Noto al mondo come Mike Wheele, protagonista nella serie tv Stranger Things, Finn Wolfhard (nella foto) sta lavorando a un progetto che lo riporta negli anni ’80, non per combattere mostri dimensionali, ma per celebrare (e probabilmente comprendere) uno dei gruppi più geniali e autodistruttivi della storia del rock: The Replacements.
L’annuncio, dato in esclusiva da Variety, rivela che Wolfhard, suo padre Eric e il produttore Rich Peete stanno adattando per il grande schermo Trouble Boys: La vera storia dei Replacements, l’acclamata biografia di Bob Mehr del 2016, considerata la ricostruzione definitiva della band.
Fondati a Minneapolis, i Replacements – con la loro formazione originale composta da Paul Westerberg, i fratelli Bob e Tommy Stinson e Chris Mars – sono stati un pilastro della scena punk e alternativa anni ’80. Il loro sound, grezzo e carico di emotività, ha senza dubbio spianato la strada per i colossi dei successivi anni ’90, come Nirvana e Green Day.
Eppure, la loro eredità è intrinsecamente legata a un profondo istinto di auto-sabotaggio. Come raccontato in Trouble Boys, i Replacements erano noti per bruciare ogni opportunità che si presentava loro: si presentavano ubriachi o suonavano volutamente male ai provetti per le major discografiche, fecero un’apparizione così dissacrante a Saturday Night Live da essere banditi per sempre dallo show, e arrivavano a deliberatamente cercare di essere cacciati dai tour di artisti affermati come Tom Petty.
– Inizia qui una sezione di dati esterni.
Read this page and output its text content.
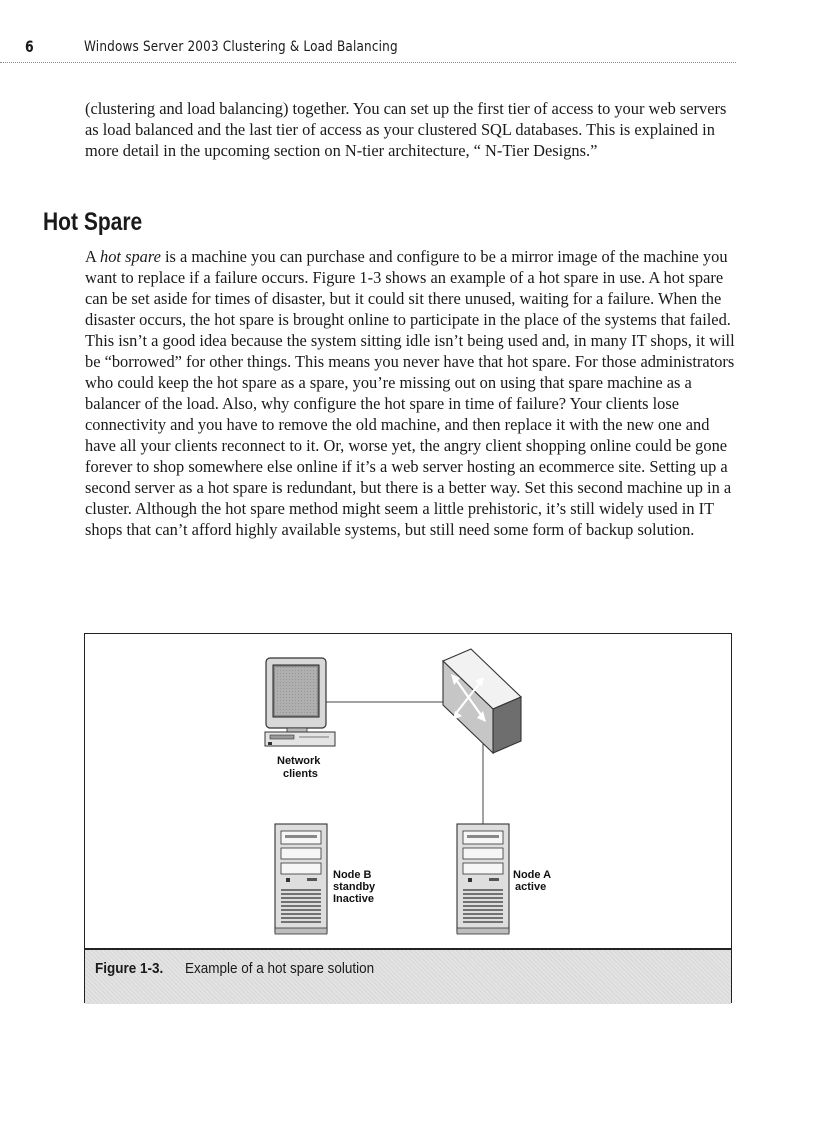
6	Windows Server 2003 Clustering & Load Balancing

(clustering and load balancing) together. You can set up the first tier of access to your web servers as load balanced and the last tier of access as your clustered SQL databases. This is explained in more detail in the upcoming section on N-tier architecture, “ N-Tier Designs.”

Hot Spare

A hot spare is a machine you can purchase and configure to be a mirror image of the machine you want to replace if a failure occurs. Figure 1-3 shows an example of a hot spare in use. A hot spare can be set aside for times of disaster, but it could sit there unused, waiting for a failure. When the disaster occurs, the hot spare is brought online to participate in the place of the systems that failed. This isn’t a good idea because the system sitting idle isn’t being used and, in many IT shops, it will be “borrowed” for other things. This means you never have that hot spare. For those administrators who could keep the hot spare as a spare, you’re missing out on using that spare machine as a balancer of the load. Also, why configure the hot spare in time of failure? Your clients lose connectivity and you have to remove the old machine, and then replace it with the new one and have all your clients reconnect to it. Or, worse yet, the angry client shopping online could be gone forever to shop somewhere else online if it’s a web server hosting an ecommerce site. Setting up a second server as a hot spare is redundant, but there is a better way. Set this second machine up in a cluster. Although the hot spare method might seem a little prehistoric, it’s still widely used in IT shops that can’t afford highly available systems, but still need some form of backup solution.

Network clients
Node B standby Inactive
Node A active
Figure 1-3. Example of a hot spare solution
Come scrive The Guardian nella sua recensione del libro, erano “terrorizzati non solo dal fallimento, ma anche dal successo e da tutto ciò che c’era in mezzo“. Questo comportamento era radicato in esperienze infantili traumatiche e in un’incapacità congenita di gestire le relazioni umane, trasformandoli, per un decennio, in persone “ripugnanti, crudeli e deludenti” per chiunque li incontrasse.
In una recente intervista, Finn Wolfhard aveva già accennato al progetto, definendolo “davvero incredibile” e rivelando un’insospettata affinità con i membri della band. “Riguarda una band con cui, stranamente, ho molto in comune, con molti dei membri. Non posso parlare della band in sé perché non ne ho ancora i diritti ufficiali“, aveva dichiarato, tacendo prudentemente il nome.
Ora che l’accordo per i diritti è stato raggiunto, Finn ed Eric Wolfhard co-scriveranno la sceneggiatura, mentre Rich Peete, con cui Finn ha recentemente collaborato nel film A24 The Legend of Ochi, produrrà il film sotto il suo banner Neighborhood Watch.
La scelta di Finn Wolfhard per un progetto del genere non è casuale. Oltre a essere un attore di successo, sta costruendo con determinazione una solida carriera parallela nel mondo della musica e della regia.
È attualmente nel suo primo tour da solista per promuovere il suo album di debutto, Happy Birthday ed ha recentemente co-diretto, co-scritto e co-prodotto il film horror Hell of a Summer.
La sua esperienza in Stranger Things, serie profondamente intrisa di cultura e colonne sonore anni ’80, lo rende il candidato perfetto per immergersi in un’epoca e in un sound che conosce già molto bene.
Il biopic avrà il compito di mostrare non solo la leggenda, ma anche il prezzo umano di quella leggenda. Il film avrà il materiale per essere una storia potente e agrodolce, un ritratto di un’epoca e un tributo a una band il cui fallimento commerciale è stato, paradossalmente, la fonte del suo successo postumo e della sua influenza duratura.